Payer mix and patient volumes have contributed to Astria Regional’s financial troubles | Local


During Tuesday’s hearing in U.S. Bankruptcy Court, nurses, doctors and other staff highlighted the impact the closure of the Astria Regional Medical Center would have on the most poor in the community.

“I worry about what this means for our most vulnerable population,” said Dr Rachel Monick, who was an emergency department physician at Astria Regional. “The first thing I thought of on Wednesday (January 8), when a friend told me on Facebook that it was closing, were our patients. I worried about what they were going to do. »

A significant percentage of Astria Regional’s patients were low-income and older, as shown by 2018 figures from the state Department of Health’s hospital discharge data. The hospital had 214 beds.

Of the 1,405 patients discharged from acute care and rehabilitation wards at Astria Regional Medical Center in 2018, 74% were on Medicare or Medicaid — typically low-income and older patients of limited means.

By comparison, at Virginia Mason Memorial, about 70% of the 14,031 patients discharged from hospital in 2018 were Medicare or Medicaid payers. It was 71% in 2019, Memorial officials said.

“If you start getting more than 55% to 60% Medicaid/Medicare, things get really tough because you don’t have enough commercial carriers to offset that cost,” said Robert Malte, associate clinical professor and resident practitioner for the Master of Health Administration program at the University of Washington. Previously, Malta was CEO of EvergreenHealth in Kirkland for eight years.

Malta said a high rate of Medicare and Medicaid patients does not automatically doom a hospital, but it does make things more difficult.

Medicare or Medicaid insurance payments vary by service, but are generally well below cost. Commercial insurers usually pay more – sometimes above cost.

A quarter of Astria Regional patients discharged in 2018 had private health insurance, compared to 28% of Memorial patients in the same year.

“That’s a big cause for concern and can certainly make things even more difficult for a business that has pretty slim margins,” Malte said.
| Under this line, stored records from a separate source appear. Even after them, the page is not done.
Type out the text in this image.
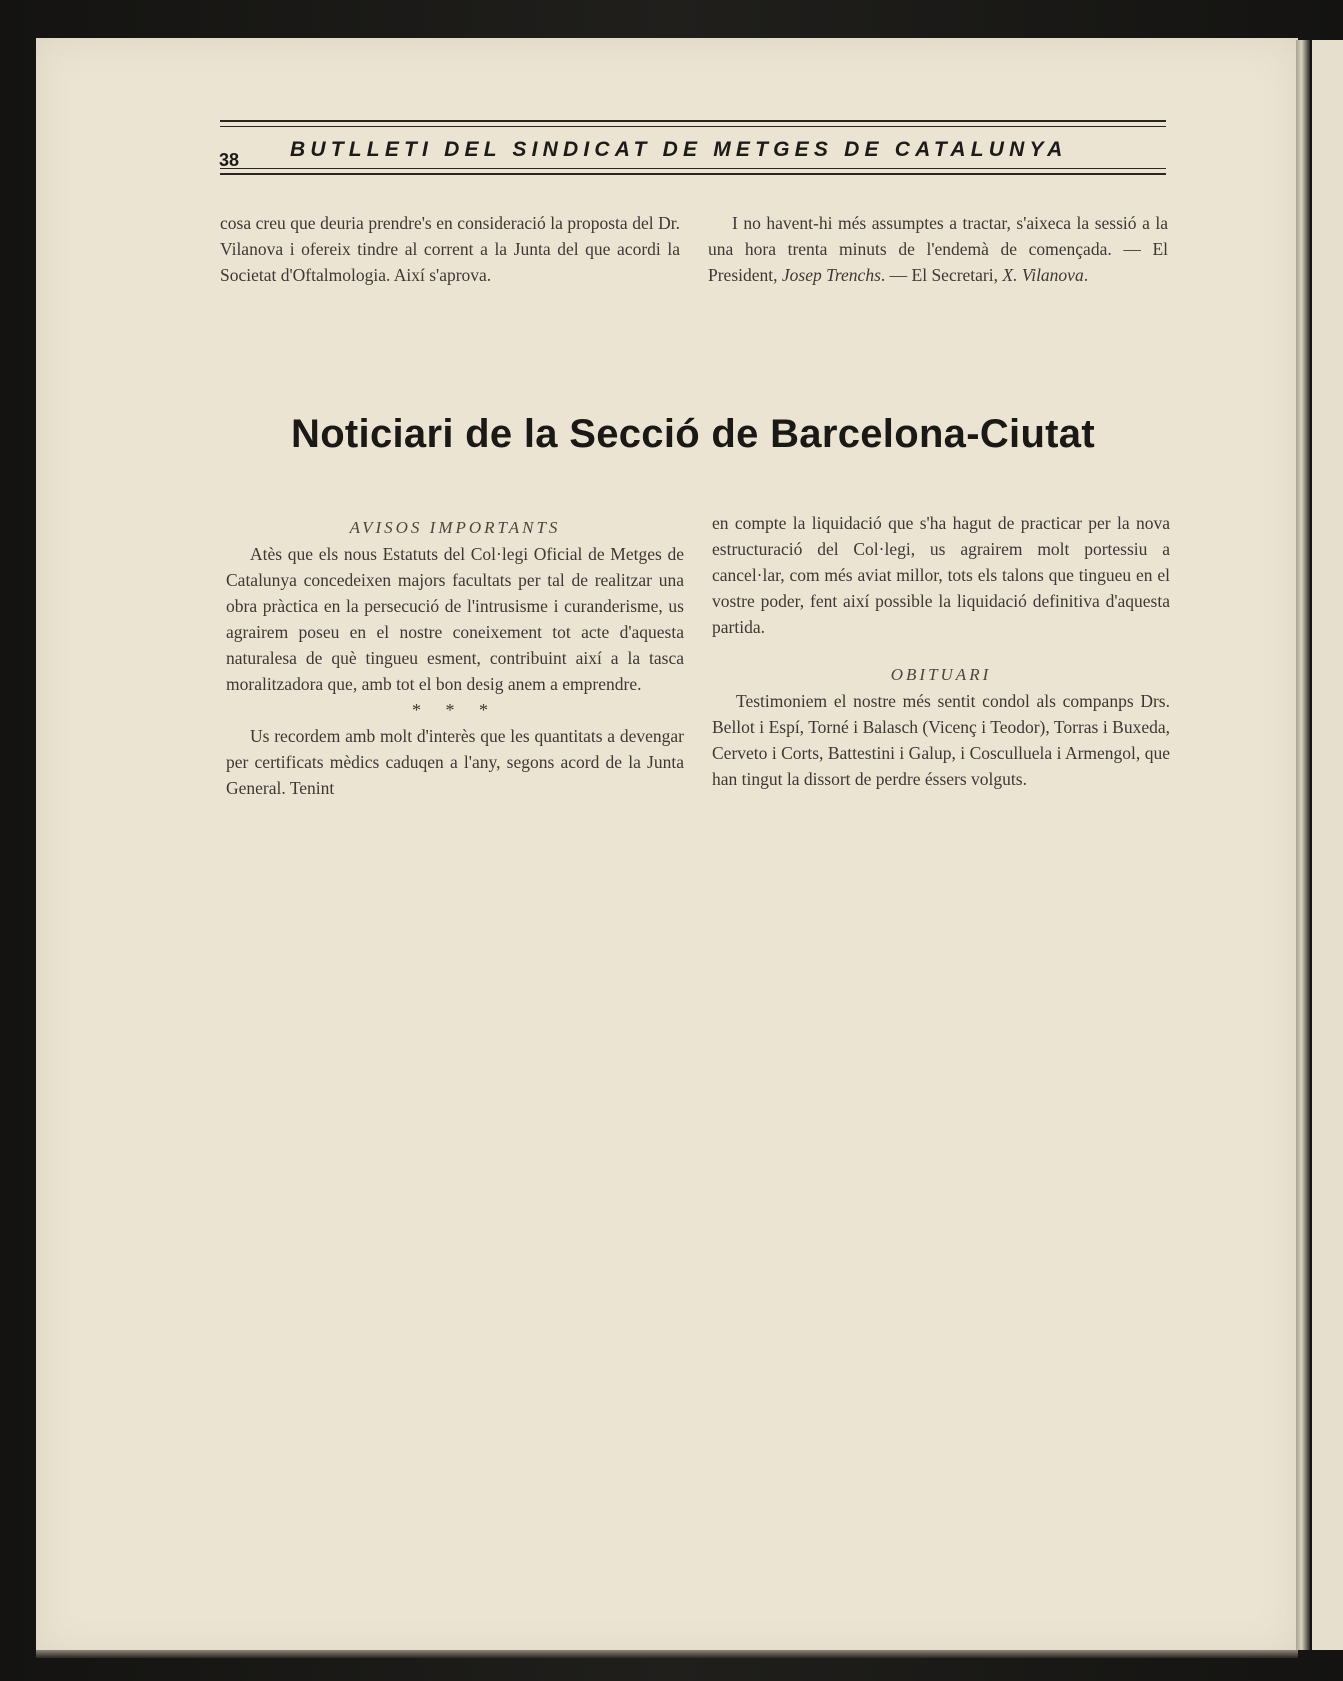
38 BUTLLETI DEL SINDICAT DE METGES DE CATALUNYA

cosa creu que deuria prendre's en consideració la proposta del Dr. Vilanova i ofereix tindre al corrent a la Junta del que acordi la Societat d'Oftalmologia. Així s'aprova.

I no havent-hi més assumptes a tractar, s'aixeca la sessió a la una hora trenta minuts de l'endemà de començada. — El President, Josep Trenchs. — El Secretari, X. Vilanova.

Noticiari de la Secció de Barcelona-Ciutat

AVISOS IMPORTANTS

Atès que els nous Estatuts del Col·legi Oficial de Metges de Catalunya concedeixen majors facultats per tal de realitzar una obra pràctica en la persecució de l'intrusisme i curanderisme, us agrairem poseu en el nostre coneixement tot acte d'aquesta naturalesa de què tingueu esment, contribuint així a la tasca moralitzadora que, amb tot el bon desig anem a emprendre.

* * *

Us recordem amb molt d'interès que les quantitats a devengar per certificats mèdics caduqen a l'any, segons acord de la Junta General. Tenint

en compte la liquidació que s'ha hagut de practicar per la nova estructuració del Col·legi, us agrairem molt portessiu a cancel·lar, com més aviat millor, tots els talons que tingueu en el vostre poder, fent així possible la liquidació definitiva d'aquesta partida.

OBITUARI

Testimoniem el nostre més sentit condol als companps Drs. Bellot i Espí, Torné i Balasch (Vicenç i Teodor), Torras i Buxeda, Cerveto i Corts, Battestini i Galup, i Cosculluela i Armengol, que han tingut la dissort de perdre éssers volguts.
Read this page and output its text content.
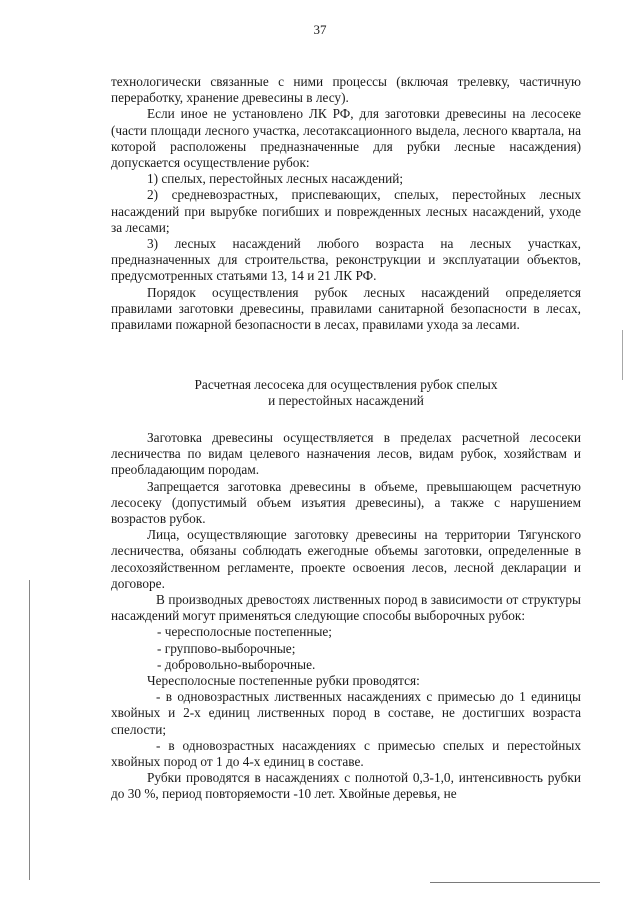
37

технологически связанные с ними процессы (включая трелевку, частичную переработку, хранение древесины в лесу).

Если иное не установлено ЛК РФ, для заготовки древесины на лесосеке (части площади лесного участка, лесотаксационного выдела, лесного квартала, на которой расположены предназначенные для рубки лесные насаждения) допускается осуществление рубок:

1) спелых, перестойных лесных насаждений;

2) средневозрастных, приспевающих, спелых, перестойных лесных насаждений при вырубке погибших и поврежденных лесных насаждений, уходе за лесами;

3) лесных насаждений любого возраста на лесных участках, предназначенных для строительства, реконструкции и эксплуатации объектов, предусмотренных статьями 13, 14 и 21 ЛК РФ.

Порядок осуществления рубок лесных насаждений определяется правилами заготовки древесины, правилами санитарной безопасности в лесах, правилами пожарной безопасности в лесах, правилами ухода за лесами.

Расчетная лесосека для осуществления рубок спелых
и перестойных насаждений

Заготовка древесины осуществляется в пределах расчетной лесосеки лесничества по видам целевого назначения лесов, видам рубок, хозяйствам и преобладающим породам.

Запрещается заготовка древесины в объеме, превышающем расчетную лесосеку (допустимый объем изъятия древесины), а также с нарушением возрастов рубок.

Лица, осуществляющие заготовку древесины на территории Тягунского лесничества, обязаны соблюдать ежегодные объемы заготовки, определенные в лесохозяйственном регламенте, проекте освоения лесов, лесной декларации и договоре.

В производных древостоях лиственных пород в зависимости от структуры насаждений могут применяться следующие способы выборочных рубок:

- чересполосные постепенные;

- группово-выборочные;

- добровольно-выборочные.

Чересполосные постепенные рубки проводятся:

- в одновозрастных лиственных насаждениях с примесью до 1 единицы хвойных и 2-х единиц лиственных пород в составе, не достигших возраста спелости;

- в одновозрастных насаждениях с примесью спелых и перестойных хвойных пород от 1 до 4-х единиц в составе.

Рубки проводятся в насаждениях с полнотой 0,3-1,0, интенсивность рубки до 30 %, период повторяемости -10 лет. Хвойные деревья, не
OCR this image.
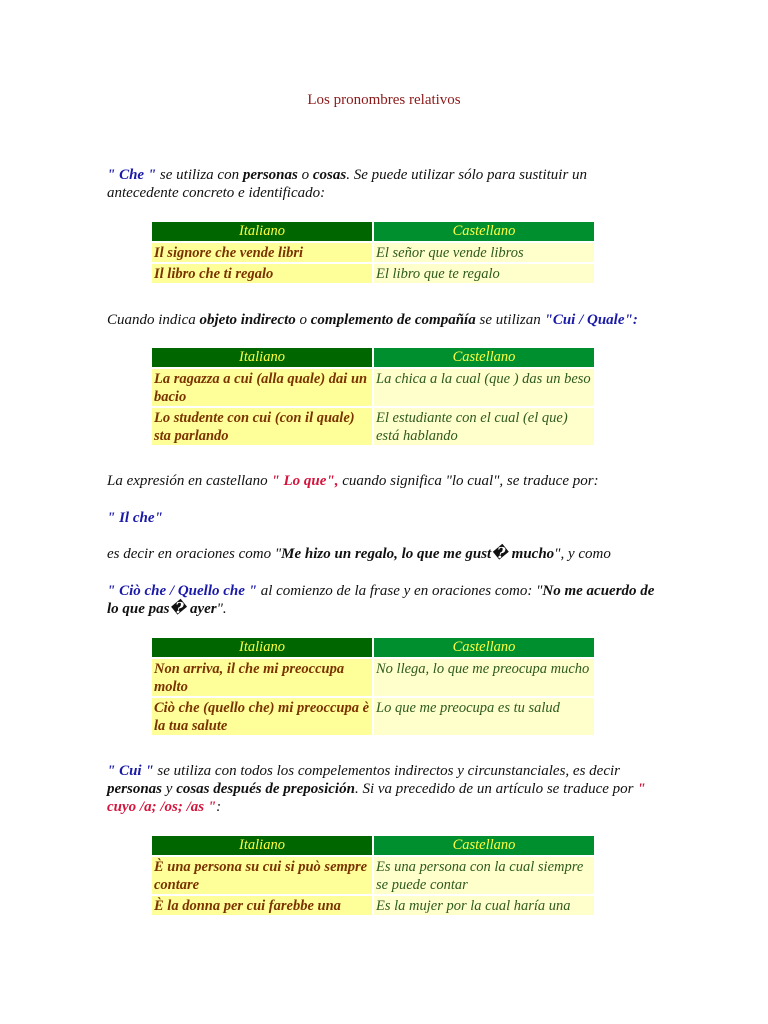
Los pronombres relativos
" Che " se utiliza con personas o cosas. Se puede utilizar sólo para sustituir un antecedente concreto e identificado:
Italiano	Castellano
Il signore che vende libri	El señor que vende libros
Il libro che ti regalo	El libro que te regalo
Cuando indica objeto indirecto o complemento de compañía se utilizan "Cui / Quale":
Italiano	Castellano
La ragazza a cui (alla quale) dai un bacio	La chica a la cual (que ) das un beso
Lo studente con cui (con il quale) sta parlando	El estudiante con el cual (el que) está hablando
La expresión en castellano " Lo que", cuando significa "lo cual", se traduce por:
" Il che"
es decir en oraciones como "Me hizo un regalo, lo que me gust� mucho", y como
" Ciò che / Quello che " al comienzo de la frase y en oraciones como: "No me acuerdo de lo que pas� ayer".
Italiano	Castellano
Non arriva, il che mi preoccupa molto	No llega, lo que me preocupa mucho
Ciò che (quello che) mi preoccupa è la tua salute	Lo que me preocupa es tu salud
" Cui " se utiliza con todos los compelementos indirectos y circunstanciales, es decir personas y cosas después de preposición. Si va precedido de un artículo se traduce por " cuyo /a; /os; /as ":
Italiano	Castellano
È una persona su cui si può sempre contare	Es una persona con la cual siempre se puede contar
È la donna per cui farebbe una	Es la mujer por la cual haría una
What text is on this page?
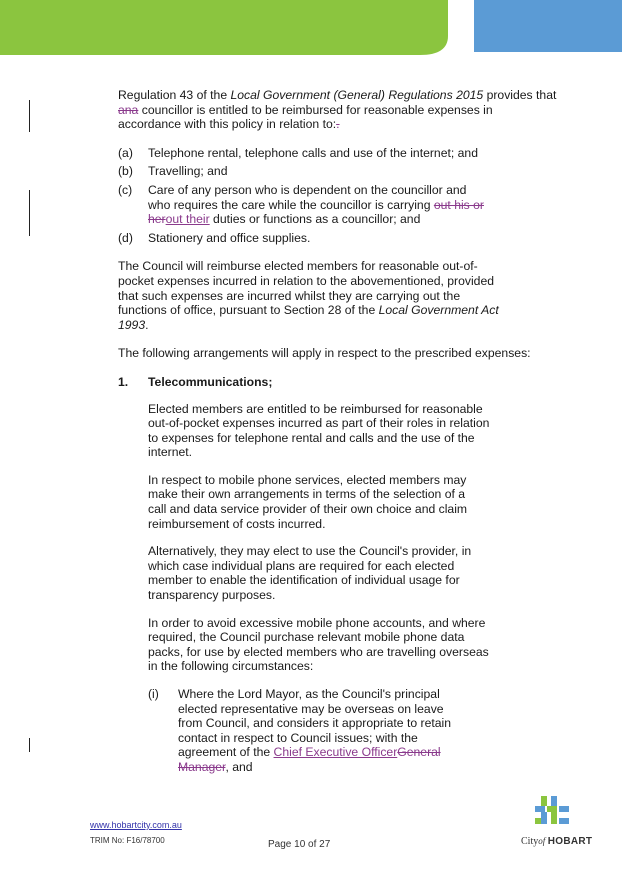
Regulation 43 of the Local Government (General) Regulations 2015 provides that ana councillor is entitled to be reimbursed for reasonable expenses in accordance with this policy in relation to:.

(a)	Telephone rental, telephone calls and use of the internet; and
(b)	Travelling; and
(c)	Care of any person who is dependent on the councillor and who requires the care while the councillor is carrying out his or herout their duties or functions as a councillor; and
(d)	Stationery and office supplies.

The Council will reimburse elected members for reasonable out-of-pocket expenses incurred in relation to the abovementioned, provided that such expenses are incurred whilst they are carrying out the functions of office, pursuant to Section 28 of the Local Government Act 1993.

The following arrangements will apply in respect to the prescribed expenses:

1.	Telecommunications;

Elected members are entitled to be reimbursed for reasonable out-of-pocket expenses incurred as part of their roles in relation to expenses for telephone rental and calls and the use of the internet.

In respect to mobile phone services, elected members may make their own arrangements in terms of the selection of a call and data service provider of their own choice and claim reimbursement of costs incurred.

Alternatively, they may elect to use the Council's provider, in which case individual plans are required for each elected member to enable the identification of individual usage for transparency purposes.

In order to avoid excessive mobile phone accounts, and where required, the Council purchase relevant mobile phone data packs, for use by elected members who are travelling overseas in the following circumstances:

(i)	Where the Lord Mayor, as the Council's principal elected representative may be overseas on leave from Council, and considers it appropriate to retain contact in respect to Council issues; with the agreement of the Chief Executive OfficerGeneral Manager, and
www.hobartcity.com.au
TRIM No: F16/78700	Page 10 of 27	Cityof HOBART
Malta said most hospitals strive to maintain margins of 1.5% to 2%.

Other factors could contribute to a hospital’s financial problems, such as low patient volume. Patient numbers at Astria Regional have fallen from nearly 5,400 in 2013 (when it was Yakima Regional Medical and Cardiac Center) to just over 1,400 in 2018, a year after its takeover by Astria Health .

Memorial discharged 14,461 patients in 2013, just below its total for 2018. So while a smaller percentage of patients were Medicare and Medicaid payers, the hospital ended up serving more of those patients than Regional in because of its overall volume.

Running a hospital is a fixed cost activity, Malta said. A hospital must maintain the same costs whether it serves 15 or 150 patients.

As hospitals manage to stay open even with a heavy mix of Medicare/Medicaid payers and declining volumes, some find themselves weighing whether they can offer a full range of inpatient services, Malta said.

Astria Regional was beginning to cut services in the months before its bankruptcy in May. The most notable reduction was its 15-bed inpatient rehabilitation unit, which closed in December 2018.

Data shows that in 2018, 60 of the 68 patients discharged from Regional’s rehabilitation unit — 88% — were Medicaid or Medicare patients.

“When the going gets tough, it’s hard to have that full set of services,” Malte said.

Ultimately, however, more hospitals in Washington may be forced to consider closing, Malta said.

“There are probably 10 other rural hospitals in the state that could face the same challenge,” he said.

Editor’s note: This story has been corrected to be more accurate on discharge data and payor composition for both hospitals. The number of Memorial patients with private insurance has also been corrected.